Three hundred and eighty five days and nights have passed since Roma and Luda Gimelfarb last heard from their only son.
On Aug. 11, 2009, David Gimelfarb sent an e-mail to his parents to tell them he was going hiking in the rugged Rincón de la Vieja national park in Costa Rica’s northwest Guanacaste province. Gimelfarb, who was studying for his Ph.D. at the Adler School of Professional Psychology in Chicago, Illinois, came to Costa Rica to hike and vacation before returning to his studies in the fall. Two days after arriving in Costa Rica on Aug. 9, Gimelfarb, who was staying at the nearby Hacienda Guachipelín, drove his rental car to the park’s entrance, and signed the park’s log. His parents have not heard from him since.
In the following months, National Police, the Costa Rican Red Cross, and David’s parents searched extensively in the Rincón de la Vieja National Park for any trace of David or his backpack, the only item he carried with him that day. But after months of searching, despite several alleged sightings, no official trace of David has been found.
But the Gimelfarbs will not give up hope. In an interview with The Tico Times Friday, they said they are convinced he is still alive and remains in Costa Rica, possibly roaming around Guanacaste and the Nicoya Peninsula. They say sightings of David have been reported in a clockwise pattern in southern Guanacaste and the Nicoya Peninsula.

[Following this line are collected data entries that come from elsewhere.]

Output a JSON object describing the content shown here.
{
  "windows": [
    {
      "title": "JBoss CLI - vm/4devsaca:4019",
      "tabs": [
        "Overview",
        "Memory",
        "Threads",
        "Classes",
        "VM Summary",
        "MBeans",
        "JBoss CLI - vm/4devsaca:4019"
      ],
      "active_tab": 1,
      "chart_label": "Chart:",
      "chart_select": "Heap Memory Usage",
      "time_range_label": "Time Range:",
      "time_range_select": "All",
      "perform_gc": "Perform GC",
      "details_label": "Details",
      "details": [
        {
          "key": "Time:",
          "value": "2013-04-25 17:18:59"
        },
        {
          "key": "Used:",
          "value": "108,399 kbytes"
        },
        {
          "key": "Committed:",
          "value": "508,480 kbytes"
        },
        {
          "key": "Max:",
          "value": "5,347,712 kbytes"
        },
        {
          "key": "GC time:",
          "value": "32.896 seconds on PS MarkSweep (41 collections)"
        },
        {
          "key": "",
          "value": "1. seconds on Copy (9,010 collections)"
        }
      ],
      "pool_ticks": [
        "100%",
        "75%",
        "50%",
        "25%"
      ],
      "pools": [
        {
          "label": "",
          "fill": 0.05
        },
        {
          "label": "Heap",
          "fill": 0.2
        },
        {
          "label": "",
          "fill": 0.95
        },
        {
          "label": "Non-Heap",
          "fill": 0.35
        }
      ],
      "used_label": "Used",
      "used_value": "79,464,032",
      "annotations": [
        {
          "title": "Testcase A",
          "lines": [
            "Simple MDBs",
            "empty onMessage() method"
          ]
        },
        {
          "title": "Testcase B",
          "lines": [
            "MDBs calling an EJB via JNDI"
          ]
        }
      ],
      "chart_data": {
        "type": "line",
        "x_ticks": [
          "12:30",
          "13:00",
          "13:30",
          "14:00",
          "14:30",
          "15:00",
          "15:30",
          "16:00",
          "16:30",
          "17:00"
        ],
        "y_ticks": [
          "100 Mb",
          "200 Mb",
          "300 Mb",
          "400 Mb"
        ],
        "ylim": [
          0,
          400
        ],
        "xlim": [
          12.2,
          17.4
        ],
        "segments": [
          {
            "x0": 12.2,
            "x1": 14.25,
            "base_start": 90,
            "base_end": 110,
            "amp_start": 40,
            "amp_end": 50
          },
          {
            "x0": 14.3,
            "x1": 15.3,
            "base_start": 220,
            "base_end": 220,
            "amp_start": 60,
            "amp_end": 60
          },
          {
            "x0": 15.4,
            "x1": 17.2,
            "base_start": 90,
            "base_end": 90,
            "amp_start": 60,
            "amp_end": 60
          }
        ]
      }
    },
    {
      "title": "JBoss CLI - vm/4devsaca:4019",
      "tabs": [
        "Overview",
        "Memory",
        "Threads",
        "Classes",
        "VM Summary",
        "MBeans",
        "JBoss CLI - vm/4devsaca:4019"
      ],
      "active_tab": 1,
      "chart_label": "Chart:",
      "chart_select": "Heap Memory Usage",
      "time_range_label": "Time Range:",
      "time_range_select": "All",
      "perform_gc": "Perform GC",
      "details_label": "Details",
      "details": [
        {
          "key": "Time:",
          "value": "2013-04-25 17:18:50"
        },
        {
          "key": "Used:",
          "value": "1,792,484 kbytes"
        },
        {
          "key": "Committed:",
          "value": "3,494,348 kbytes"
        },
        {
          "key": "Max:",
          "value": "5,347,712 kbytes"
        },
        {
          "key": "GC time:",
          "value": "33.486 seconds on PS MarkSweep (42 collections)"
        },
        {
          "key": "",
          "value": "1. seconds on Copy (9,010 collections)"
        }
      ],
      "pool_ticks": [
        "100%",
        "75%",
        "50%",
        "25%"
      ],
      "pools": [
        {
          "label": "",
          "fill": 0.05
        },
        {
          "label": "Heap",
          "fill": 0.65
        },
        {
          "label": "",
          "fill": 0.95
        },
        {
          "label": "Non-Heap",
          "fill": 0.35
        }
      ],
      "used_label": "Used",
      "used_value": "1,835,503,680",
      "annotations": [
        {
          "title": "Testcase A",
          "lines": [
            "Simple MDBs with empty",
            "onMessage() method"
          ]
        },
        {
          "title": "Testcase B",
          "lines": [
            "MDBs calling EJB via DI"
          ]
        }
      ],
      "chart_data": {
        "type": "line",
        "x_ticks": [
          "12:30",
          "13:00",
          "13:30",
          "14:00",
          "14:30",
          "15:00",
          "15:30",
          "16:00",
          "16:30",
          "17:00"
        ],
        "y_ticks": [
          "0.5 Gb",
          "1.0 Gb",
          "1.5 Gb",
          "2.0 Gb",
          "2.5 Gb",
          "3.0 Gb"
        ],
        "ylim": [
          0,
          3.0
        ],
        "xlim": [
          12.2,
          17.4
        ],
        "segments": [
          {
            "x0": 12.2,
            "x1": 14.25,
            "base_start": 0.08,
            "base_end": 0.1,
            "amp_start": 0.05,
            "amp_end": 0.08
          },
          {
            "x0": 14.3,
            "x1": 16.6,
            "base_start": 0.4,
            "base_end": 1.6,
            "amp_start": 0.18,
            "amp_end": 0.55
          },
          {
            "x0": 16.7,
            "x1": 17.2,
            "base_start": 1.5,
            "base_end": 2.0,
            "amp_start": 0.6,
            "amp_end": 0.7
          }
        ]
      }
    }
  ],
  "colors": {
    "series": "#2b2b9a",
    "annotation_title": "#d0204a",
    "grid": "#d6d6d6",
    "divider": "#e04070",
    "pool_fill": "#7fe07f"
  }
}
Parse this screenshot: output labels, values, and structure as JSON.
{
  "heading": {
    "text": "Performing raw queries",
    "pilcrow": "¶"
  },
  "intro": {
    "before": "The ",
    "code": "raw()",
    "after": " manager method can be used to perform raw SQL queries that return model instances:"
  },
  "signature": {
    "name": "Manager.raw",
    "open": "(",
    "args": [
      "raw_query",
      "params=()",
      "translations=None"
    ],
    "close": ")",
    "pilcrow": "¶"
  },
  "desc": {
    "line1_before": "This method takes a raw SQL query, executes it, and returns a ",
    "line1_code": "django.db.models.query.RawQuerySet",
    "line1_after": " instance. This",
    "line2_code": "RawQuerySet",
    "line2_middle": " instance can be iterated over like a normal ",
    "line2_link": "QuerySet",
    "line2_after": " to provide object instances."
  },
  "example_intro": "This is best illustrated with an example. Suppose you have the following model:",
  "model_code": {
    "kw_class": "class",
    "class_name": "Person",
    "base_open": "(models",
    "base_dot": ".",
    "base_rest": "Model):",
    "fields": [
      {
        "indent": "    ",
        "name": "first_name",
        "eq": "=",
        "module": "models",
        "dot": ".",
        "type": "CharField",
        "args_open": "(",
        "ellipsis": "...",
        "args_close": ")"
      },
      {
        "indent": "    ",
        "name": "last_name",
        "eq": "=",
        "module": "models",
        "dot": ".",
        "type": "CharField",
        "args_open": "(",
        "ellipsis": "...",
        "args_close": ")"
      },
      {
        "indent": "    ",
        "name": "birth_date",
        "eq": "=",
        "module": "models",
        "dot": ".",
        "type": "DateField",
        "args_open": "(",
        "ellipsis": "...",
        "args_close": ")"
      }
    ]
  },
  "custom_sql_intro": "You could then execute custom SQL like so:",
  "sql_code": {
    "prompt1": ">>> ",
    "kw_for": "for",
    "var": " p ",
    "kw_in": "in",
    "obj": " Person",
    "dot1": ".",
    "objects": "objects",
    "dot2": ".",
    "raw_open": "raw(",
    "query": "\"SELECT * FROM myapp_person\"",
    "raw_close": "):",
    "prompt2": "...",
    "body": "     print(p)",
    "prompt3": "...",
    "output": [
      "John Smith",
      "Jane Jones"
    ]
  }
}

According to the Gimlefarbs and an investigative group working with them to locate their son, there have been 18 sightings of David in Guanacaste which they say are credible.
In order to determine the reliability of the sightings, the Gimelfarbs say that witnesses have been asked a series of questions that only someone who has seen David could answer correctly.
But for David’s parents, the most significant circumstance giving them hope is the fact that his body was never found.
“The most important thing we know is that he was not found in the park (Rincón de la Vieja). He had to have walked out or exited some other way,” his mother Luda said. “That means he must still be in the area. He doesn’t have his passport so he couldn’t leave the country. We have to believe that he is still here, and that the people who are calling (claiming to have seen David) are telling us the truth.”
While the search for their only son continues, the Gimelfarbs, are also airing criticisms regarding the way in which missing persons cases are handled in Costa Rica. The Gimelfarbs, who recently returned to Costa Rica to pursue the investigation, claim they received little help from the U.S. Embassy, the National Police force, or the Judicial Investigation Police (OIJ) with their search. As an example of this, the Gimelfarbs say they were never notified by the OIJ when the case was closed several months ago.